Utqiagvik is the first stop in her new PBS series, Pati Jinich Explores Panamericana, which is inspired by the Pan-American Highway that connects the Americas from Alaska to Argentina. The first chapter takes her from north of the Arctic Circle in remote Utqiagvik through Alaska and Canada’s Yukon to Alberta.

Jinich was born in Mexico but has made a life and family in the United States. She recently explored the highly politicized place where her two homes meet – the border between the U.S. and Mexico – in two seasons of La Frontera with Pati Jinich.
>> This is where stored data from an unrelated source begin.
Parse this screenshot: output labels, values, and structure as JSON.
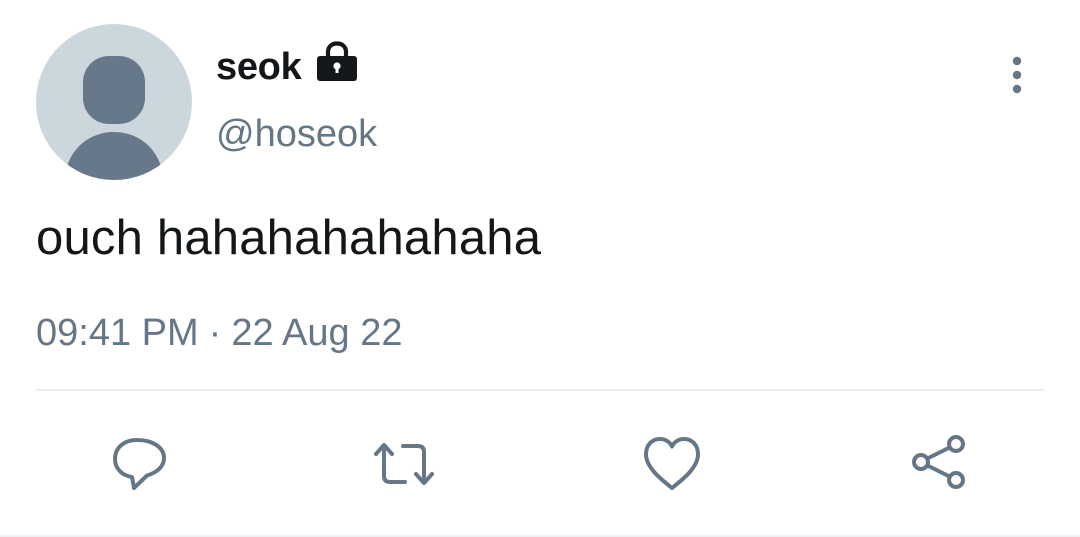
{
  "tweet": {
    "author": {
      "display_name": "seok",
      "handle": "@hoseok",
      "avatar": "default-avatar",
      "protected_icon": "lock-icon"
    },
    "more_icon": "vertical-dots-icon",
    "text": "ouch hahahahahahaha",
    "time": "09:41 PM",
    "separator": "·",
    "date": "22 Aug 22",
    "actions": [
      {
        "name": "reply",
        "icon": "speech-bubble-icon"
      },
      {
        "name": "retweet",
        "icon": "retweet-arrows-icon"
      },
      {
        "name": "like",
        "icon": "heart-icon"
      },
      {
        "name": "share",
        "icon": "share-icon"
      }
    ]
  },
  "colors": {
    "text_primary": "#14171a",
    "text_secondary": "#657786",
    "avatar_bg": "#ccd6dd",
    "avatar_figure": "#66788a",
    "divider": "#e6ecf0"
  }
}
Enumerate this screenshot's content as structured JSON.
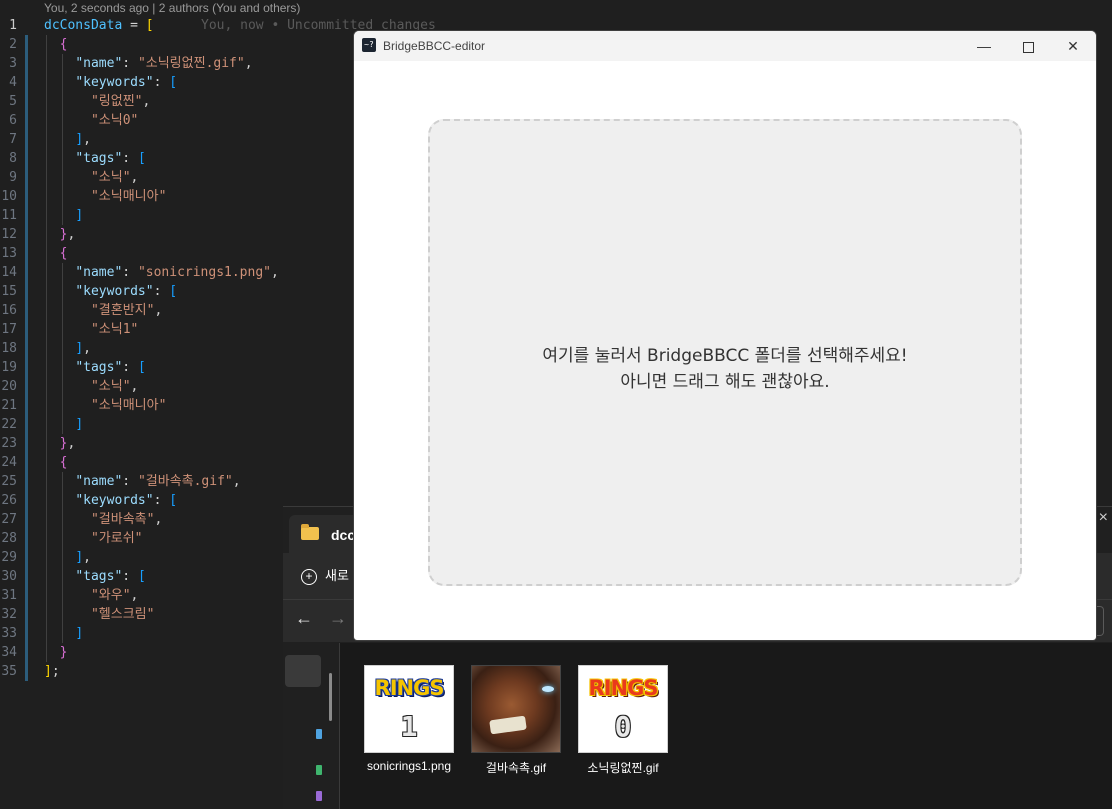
{
  "editor": {
    "blame_header": "You, 2 seconds ago | 2 authors (You and others)",
    "ghost_text": "You, now • Uncommitted changes",
    "active_line": 1,
    "line_numbers": [
      "1",
      "2",
      "3",
      "4",
      "5",
      "6",
      "7",
      "8",
      "9",
      "10",
      "11",
      "12",
      "13",
      "14",
      "15",
      "16",
      "17",
      "18",
      "19",
      "20",
      "21",
      "22",
      "23",
      "24",
      "25",
      "26",
      "27",
      "28",
      "29",
      "30",
      "31",
      "32",
      "33",
      "34",
      "35"
    ],
    "lines": [
      [
        {
          "t": "dcConsData",
          "c": "id"
        },
        {
          "t": " = ",
          "c": "p"
        },
        {
          "t": "[",
          "c": "b1"
        }
      ],
      [
        {
          "t": "  ",
          "c": "p"
        },
        {
          "t": "{",
          "c": "b2"
        }
      ],
      [
        {
          "t": "    ",
          "c": "p"
        },
        {
          "t": "\"name\"",
          "c": "k"
        },
        {
          "t": ": ",
          "c": "p"
        },
        {
          "t": "\"소닉링없찐.gif\"",
          "c": "s"
        },
        {
          "t": ",",
          "c": "p"
        }
      ],
      [
        {
          "t": "    ",
          "c": "p"
        },
        {
          "t": "\"keywords\"",
          "c": "k"
        },
        {
          "t": ": ",
          "c": "p"
        },
        {
          "t": "[",
          "c": "b3"
        }
      ],
      [
        {
          "t": "      ",
          "c": "p"
        },
        {
          "t": "\"링없찐\"",
          "c": "s"
        },
        {
          "t": ",",
          "c": "p"
        }
      ],
      [
        {
          "t": "      ",
          "c": "p"
        },
        {
          "t": "\"소닉0\"",
          "c": "s"
        }
      ],
      [
        {
          "t": "    ",
          "c": "p"
        },
        {
          "t": "]",
          "c": "b3"
        },
        {
          "t": ",",
          "c": "p"
        }
      ],
      [
        {
          "t": "    ",
          "c": "p"
        },
        {
          "t": "\"tags\"",
          "c": "k"
        },
        {
          "t": ": ",
          "c": "p"
        },
        {
          "t": "[",
          "c": "b3"
        }
      ],
      [
        {
          "t": "      ",
          "c": "p"
        },
        {
          "t": "\"소닉\"",
          "c": "s"
        },
        {
          "t": ",",
          "c": "p"
        }
      ],
      [
        {
          "t": "      ",
          "c": "p"
        },
        {
          "t": "\"소닉매니아\"",
          "c": "s"
        }
      ],
      [
        {
          "t": "    ",
          "c": "p"
        },
        {
          "t": "]",
          "c": "b3"
        }
      ],
      [
        {
          "t": "  ",
          "c": "p"
        },
        {
          "t": "}",
          "c": "b2"
        },
        {
          "t": ",",
          "c": "p"
        }
      ],
      [
        {
          "t": "  ",
          "c": "p"
        },
        {
          "t": "{",
          "c": "b2"
        }
      ],
      [
        {
          "t": "    ",
          "c": "p"
        },
        {
          "t": "\"name\"",
          "c": "k"
        },
        {
          "t": ": ",
          "c": "p"
        },
        {
          "t": "\"sonicrings1.png\"",
          "c": "s"
        },
        {
          "t": ",",
          "c": "p"
        }
      ],
      [
        {
          "t": "    ",
          "c": "p"
        },
        {
          "t": "\"keywords\"",
          "c": "k"
        },
        {
          "t": ": ",
          "c": "p"
        },
        {
          "t": "[",
          "c": "b3"
        }
      ],
      [
        {
          "t": "      ",
          "c": "p"
        },
        {
          "t": "\"결혼반지\"",
          "c": "s"
        },
        {
          "t": ",",
          "c": "p"
        }
      ],
      [
        {
          "t": "      ",
          "c": "p"
        },
        {
          "t": "\"소닉1\"",
          "c": "s"
        }
      ],
      [
        {
          "t": "    ",
          "c": "p"
        },
        {
          "t": "]",
          "c": "b3"
        },
        {
          "t": ",",
          "c": "p"
        }
      ],
      [
        {
          "t": "    ",
          "c": "p"
        },
        {
          "t": "\"tags\"",
          "c": "k"
        },
        {
          "t": ": ",
          "c": "p"
        },
        {
          "t": "[",
          "c": "b3"
        }
      ],
      [
        {
          "t": "      ",
          "c": "p"
        },
        {
          "t": "\"소닉\"",
          "c": "s"
        },
        {
          "t": ",",
          "c": "p"
        }
      ],
      [
        {
          "t": "      ",
          "c": "p"
        },
        {
          "t": "\"소닉매니아\"",
          "c": "s"
        }
      ],
      [
        {
          "t": "    ",
          "c": "p"
        },
        {
          "t": "]",
          "c": "b3"
        }
      ],
      [
        {
          "t": "  ",
          "c": "p"
        },
        {
          "t": "}",
          "c": "b2"
        },
        {
          "t": ",",
          "c": "p"
        }
      ],
      [
        {
          "t": "  ",
          "c": "p"
        },
        {
          "t": "{",
          "c": "b2"
        }
      ],
      [
        {
          "t": "    ",
          "c": "p"
        },
        {
          "t": "\"name\"",
          "c": "k"
        },
        {
          "t": ": ",
          "c": "p"
        },
        {
          "t": "\"걸바속촉.gif\"",
          "c": "s"
        },
        {
          "t": ",",
          "c": "p"
        }
      ],
      [
        {
          "t": "    ",
          "c": "p"
        },
        {
          "t": "\"keywords\"",
          "c": "k"
        },
        {
          "t": ": ",
          "c": "p"
        },
        {
          "t": "[",
          "c": "b3"
        }
      ],
      [
        {
          "t": "      ",
          "c": "p"
        },
        {
          "t": "\"걸바속촉\"",
          "c": "s"
        },
        {
          "t": ",",
          "c": "p"
        }
      ],
      [
        {
          "t": "      ",
          "c": "p"
        },
        {
          "t": "\"가로쉬\"",
          "c": "s"
        }
      ],
      [
        {
          "t": "    ",
          "c": "p"
        },
        {
          "t": "]",
          "c": "b3"
        },
        {
          "t": ",",
          "c": "p"
        }
      ],
      [
        {
          "t": "    ",
          "c": "p"
        },
        {
          "t": "\"tags\"",
          "c": "k"
        },
        {
          "t": ": ",
          "c": "p"
        },
        {
          "t": "[",
          "c": "b3"
        }
      ],
      [
        {
          "t": "      ",
          "c": "p"
        },
        {
          "t": "\"와우\"",
          "c": "s"
        },
        {
          "t": ",",
          "c": "p"
        }
      ],
      [
        {
          "t": "      ",
          "c": "p"
        },
        {
          "t": "\"헬스크림\"",
          "c": "s"
        }
      ],
      [
        {
          "t": "    ",
          "c": "p"
        },
        {
          "t": "]",
          "c": "b3"
        }
      ],
      [
        {
          "t": "  ",
          "c": "p"
        },
        {
          "t": "}",
          "c": "b2"
        }
      ],
      [
        {
          "t": "]",
          "c": "b1"
        },
        {
          "t": ";",
          "c": "p"
        }
      ]
    ]
  },
  "explorer": {
    "tab_title": "dcco",
    "new_button_label": "새로",
    "back_icon": "←",
    "forward_icon": "→",
    "close_icon": "×",
    "files": [
      {
        "name": "sonicrings1.png",
        "thumb": "rings-blue",
        "thumb_title": "RINGS",
        "thumb_number": "1"
      },
      {
        "name": "걸바속촉.gif",
        "thumb": "orc-portrait"
      },
      {
        "name": "소닉링없찐.gif",
        "thumb": "rings-red",
        "thumb_title": "RINGS",
        "thumb_number": "0"
      }
    ]
  },
  "app": {
    "title": "BridgeBBCC-editor",
    "icon_glyph": "~?",
    "min_icon": "—",
    "close_icon": "✕",
    "drop_text_line1": "여기를 눌러서 BridgeBBCC 폴더를 선택해주세요!",
    "drop_text_line2": "아니면 드래그 해도 괜찮아요."
  },
  "colors": {
    "editor_bg": "#1f1f1f",
    "key": "#9cdcfe",
    "string": "#ce9178",
    "bracket_1": "#ffd700",
    "bracket_2": "#da70d6",
    "bracket_3": "#179fff",
    "drop_zone_bg": "#efefef"
  }
}
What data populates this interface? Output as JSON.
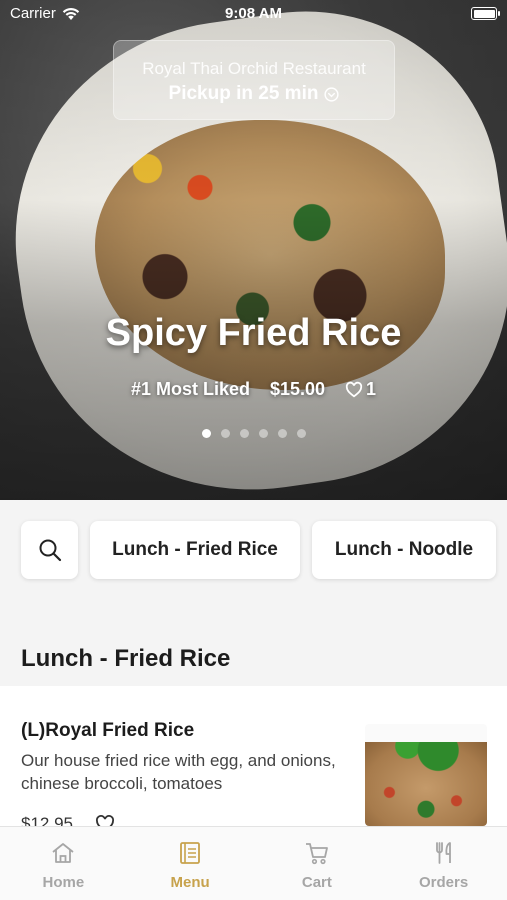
{
  "status_bar": {
    "carrier": "Carrier",
    "time": "9:08 AM"
  },
  "restaurant": {
    "name": "Royal Thai Orchid Restaurant",
    "pickup": "Pickup in 25 min"
  },
  "featured": {
    "title": "Spicy Fried Rice",
    "rank": "#1 Most Liked",
    "price": "$15.00",
    "likes": "1",
    "slide_count": 6,
    "active_slide": 1
  },
  "categories": {
    "search_icon": "search-icon",
    "items": [
      "Lunch - Fried Rice",
      "Lunch - Noodle"
    ]
  },
  "section": {
    "title": "Lunch - Fried Rice"
  },
  "menu_item": {
    "name": "(L)Royal Fried Rice",
    "description": "Our house fried rice with egg, and onions, chinese broccoli, tomatoes",
    "price": "$12.95"
  },
  "tabs": [
    {
      "label": "Home",
      "icon": "home-icon"
    },
    {
      "label": "Menu",
      "icon": "menu-book-icon",
      "active": true
    },
    {
      "label": "Cart",
      "icon": "cart-icon"
    },
    {
      "label": "Orders",
      "icon": "fork-knife-icon"
    }
  ],
  "colors": {
    "accent": "#c7a24c",
    "tab_inactive": "#a6a6a6"
  }
}
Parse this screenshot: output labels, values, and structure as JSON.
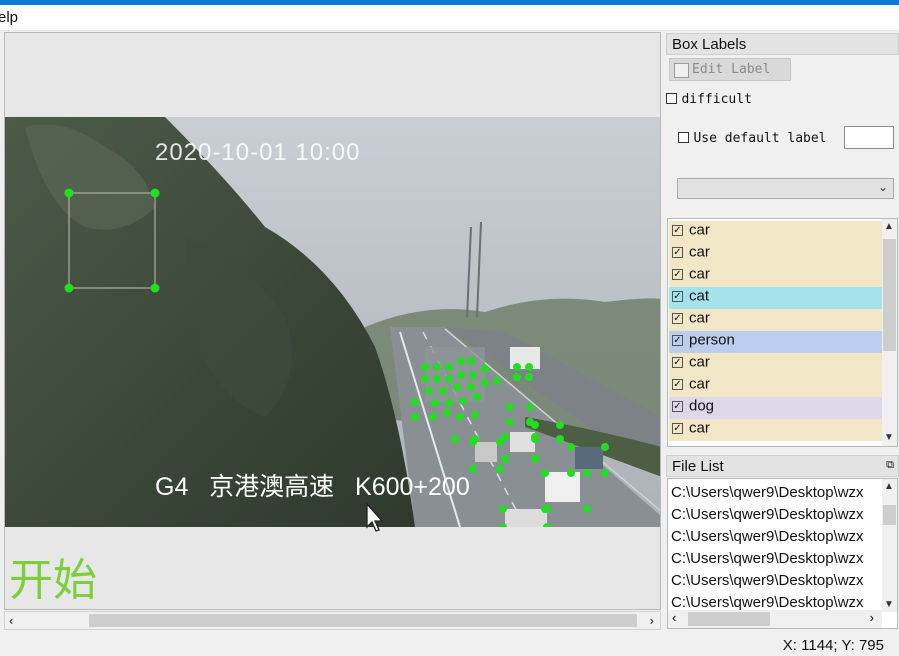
{
  "menu": {
    "help_label": "elp"
  },
  "canvas": {
    "timestamp": "2020-10-01 10:00",
    "road_caption": "G4   京港澳高速   K600+200",
    "start_label": "开始"
  },
  "box_labels": {
    "title": "Box Labels",
    "edit_label": "Edit Label",
    "difficult_label": "difficult",
    "use_default_label": "Use default label",
    "default_label_value": "",
    "label_select_value": ""
  },
  "label_items": [
    {
      "label": "car",
      "bg": "#f1e6c6"
    },
    {
      "label": "car",
      "bg": "#f1e6c6"
    },
    {
      "label": "car",
      "bg": "#f1e6c6"
    },
    {
      "label": "cat",
      "bg": "#a4e3ec"
    },
    {
      "label": "car",
      "bg": "#f1e6c6"
    },
    {
      "label": "person",
      "bg": "#bccdef"
    },
    {
      "label": "car",
      "bg": "#f1e6c6"
    },
    {
      "label": "car",
      "bg": "#f1e6c6"
    },
    {
      "label": "dog",
      "bg": "#dcd8ea"
    },
    {
      "label": "car",
      "bg": "#f1e6c6"
    }
  ],
  "file_list": {
    "title": "File List",
    "items": [
      "C:\\Users\\qwer9\\Desktop\\wzx",
      "C:\\Users\\qwer9\\Desktop\\wzx",
      "C:\\Users\\qwer9\\Desktop\\wzx",
      "C:\\Users\\qwer9\\Desktop\\wzx",
      "C:\\Users\\qwer9\\Desktop\\wzx",
      "C:\\Users\\qwer9\\Desktop\\wzx"
    ]
  },
  "status": {
    "coords": "X: 1144; Y: 795"
  },
  "colors": {
    "accent": "#0a78d4",
    "annotation_point": "#22dd22",
    "start_text": "#7ccf3b"
  }
}
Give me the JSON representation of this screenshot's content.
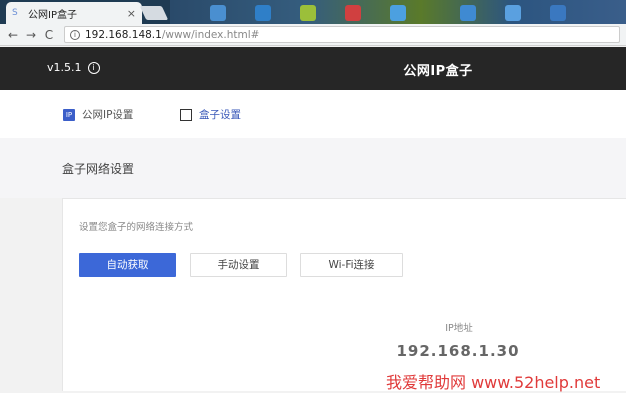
{
  "browser": {
    "tab_title": "公网IP盒子",
    "tab_favicon": "S",
    "url_host": "192.168.148.1",
    "url_path": "/www/index.html#"
  },
  "header": {
    "version": "v1.5.1",
    "title": "公网IP盒子"
  },
  "nav": {
    "items": [
      {
        "label": "公网IP设置",
        "badge": "IP"
      },
      {
        "label": "盒子设置"
      }
    ]
  },
  "section": {
    "title": "盒子网络设置"
  },
  "card": {
    "description": "设置您盒子的网络连接方式",
    "buttons": [
      "自动获取",
      "手动设置",
      "Wi-Fi连接"
    ],
    "ip_label": "IP地址",
    "ip_value": "192.168.1.30"
  },
  "watermark": "我爱帮助网 www.52help.net",
  "colors": {
    "accent": "#3c68d8",
    "header_bg": "#262626"
  }
}
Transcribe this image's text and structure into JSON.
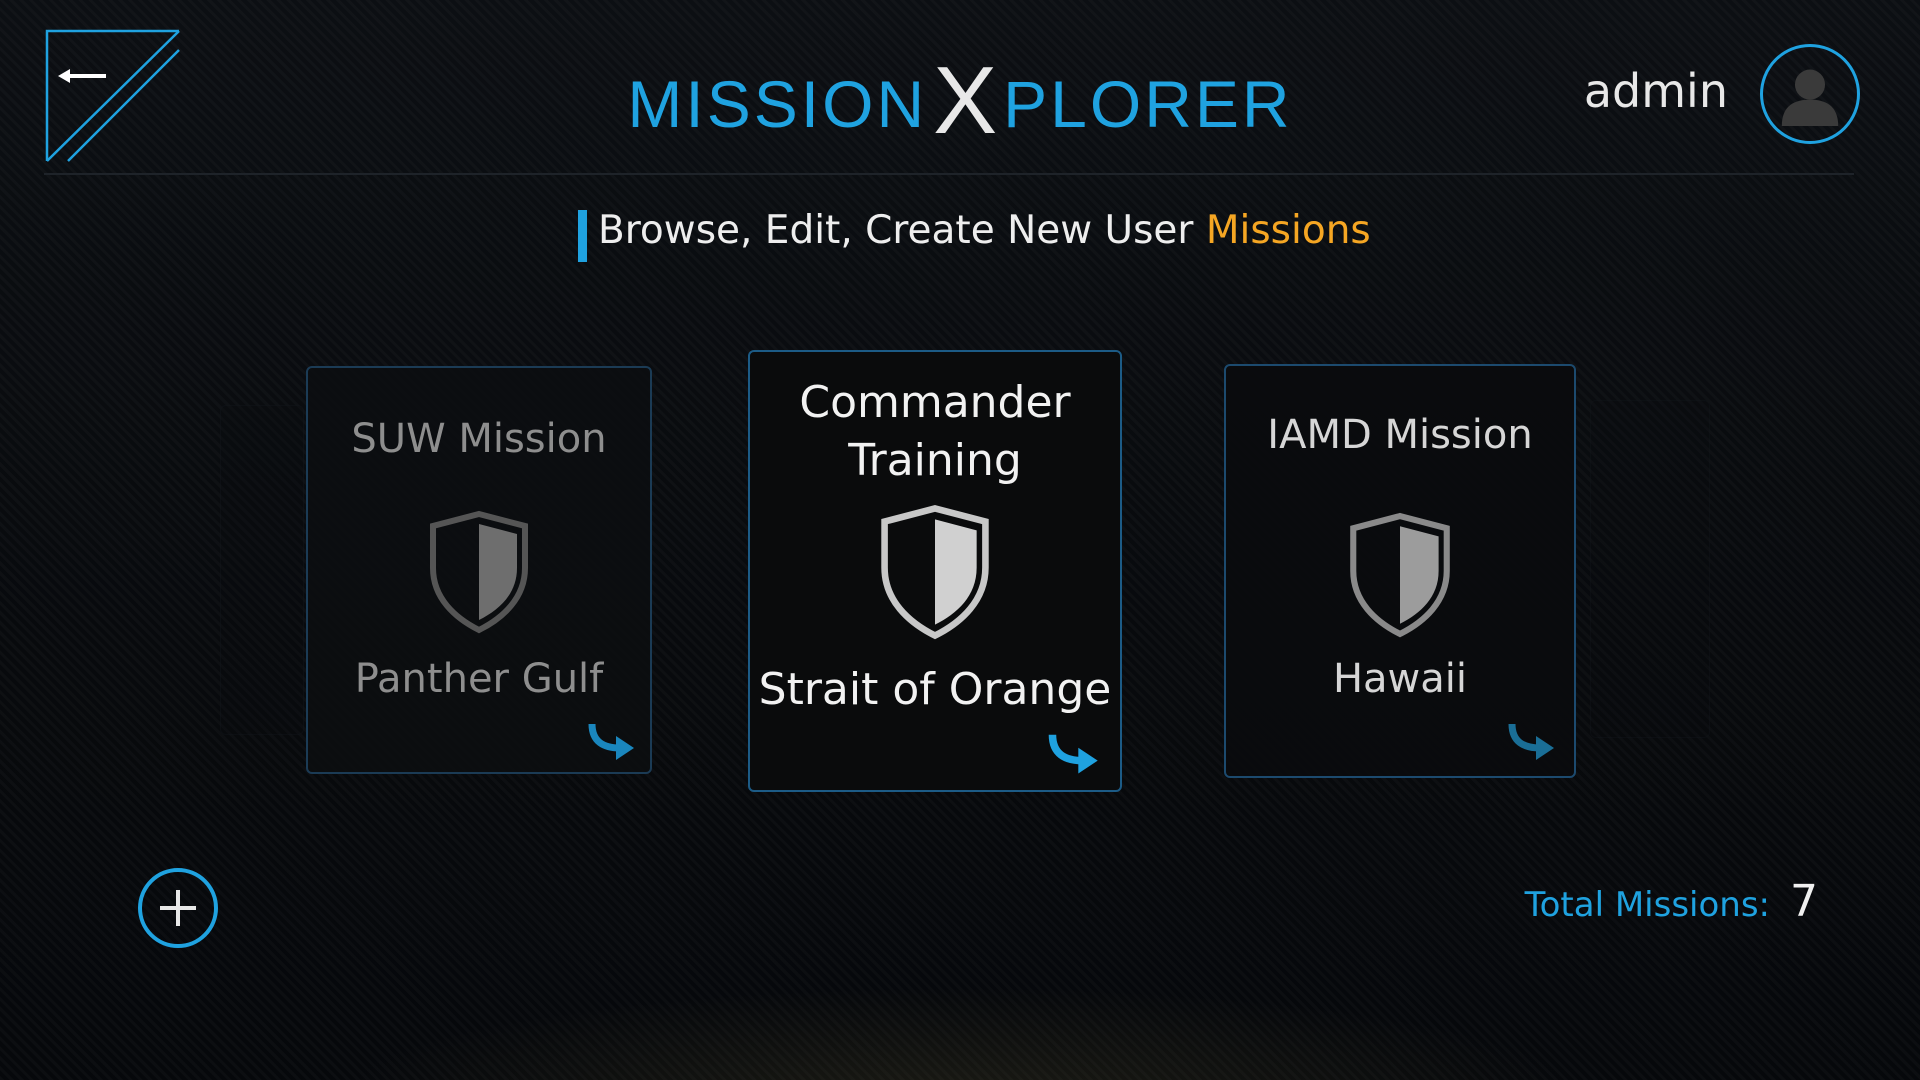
{
  "header": {
    "logo_left": "MISSION",
    "logo_x": "X",
    "logo_right": "PLORER",
    "user_name": "admin"
  },
  "subtitle": {
    "text": "Browse, Edit, Create New User",
    "accent": "Missions"
  },
  "cards": [
    {
      "title": "SUW Mission",
      "location": "Panther Gulf",
      "state": "side"
    },
    {
      "title": "Commander Training",
      "title_line1": "Commander",
      "title_line2": "Training",
      "location": "Strait of Orange",
      "state": "selected"
    },
    {
      "title": "IAMD Mission",
      "location": "Hawaii",
      "state": "side"
    }
  ],
  "footer": {
    "total_label": "Total Missions:",
    "total_count": "7"
  },
  "icons": {
    "back": "back-arrow-icon",
    "avatar": "user-avatar-icon",
    "mission": "shield-icon",
    "open": "open-arrow-icon",
    "add": "plus-icon"
  },
  "colors": {
    "accent": "#1fa2e0",
    "highlight": "#f5a623",
    "background": "#0a0c0f"
  }
}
Making the show led her to think more about her identity as an immigrant who is the grandchild of immigrants who fled persecution in Europe and found refuge in Mexico after being turned away from the U.S. because of quotas limiting immigration from specific places.

“What connects us, all the people that have ventured into what was called the New World?” she wondered. “What makes the Americas so special? Not only Americans in the United States, but the entirety of the Americas?”

Those questions led to Panamericana. They’re also the reason that Jinich visits various immigrant communities throughout the series, from Filipinos who came to work in Juneau, to Black farmers who fled segregation in the U.S. South for Alberta, to Russians who sought religious freedom in isolated Alaska. She tries some Nigerian dishes for the first time in Calgary and enjoys an Indian meal with a Punjabi food critic trying to rank all the butter chickens in Edmonton.

“I really wanted to touch on, ‘What has America represented to the people that have come throughout the many immigration ways,” she says.

The series also focuses on Indigenous people, who both see parallels to their own past in the oppression that some immigrants are fleeing – like the First Nations chef who helped set up a commercial kitchen for Ukrainians – and marvel at the welcome given to new immigrants in contrast to their own treatment – like a daughter of a mother who was separated from her family as a child and sent off for adoption and assimilation outside her culture as part of a Canadian governmental policy known as the Sixties Scoop.

“It’s Indigenous people that were taken away from their culture, their language, their religion, their fabric completely torn apart, their families broken. They’re longing for home, even if their home was transformed,” Jinich says. “In the end, we’re all longing for home, and hankering to belong.”

Where people long for can be surprising, as with the Canadian rancher who wants Alberta – which is known as the “Texas of Canada” for its oil, ranching, and political conservatism – to become part of the U.S. (The series was filmed before Donald Trump began speaking of Canada as the “51st state.”) An Alaskan Native who forages with Jinich told her that many Alaskans quietly want to be their own nation, although the segment didn’t make it into the final show.

And then she and Jinich turned to using berries they foraged to make “Alaskan ice cream” or akutaq, an Alaskan Native treat of fat simply whipped with sugar and fruit. Jinich shares food with everyone she meets on the show, using it as a gateway to culture, history, tradition, and stories – and a way to come together.

“I’m always surprised by what you can discover with a simple cup of tea,” one First Nations woman says as she and Jinich sip tea made from ingredients they foraged.

“My main goal is to really reimagine what it means to be an American in the full sense of the word,” Jinich says. “How can we enrich one another and help one another and make each other stronger?”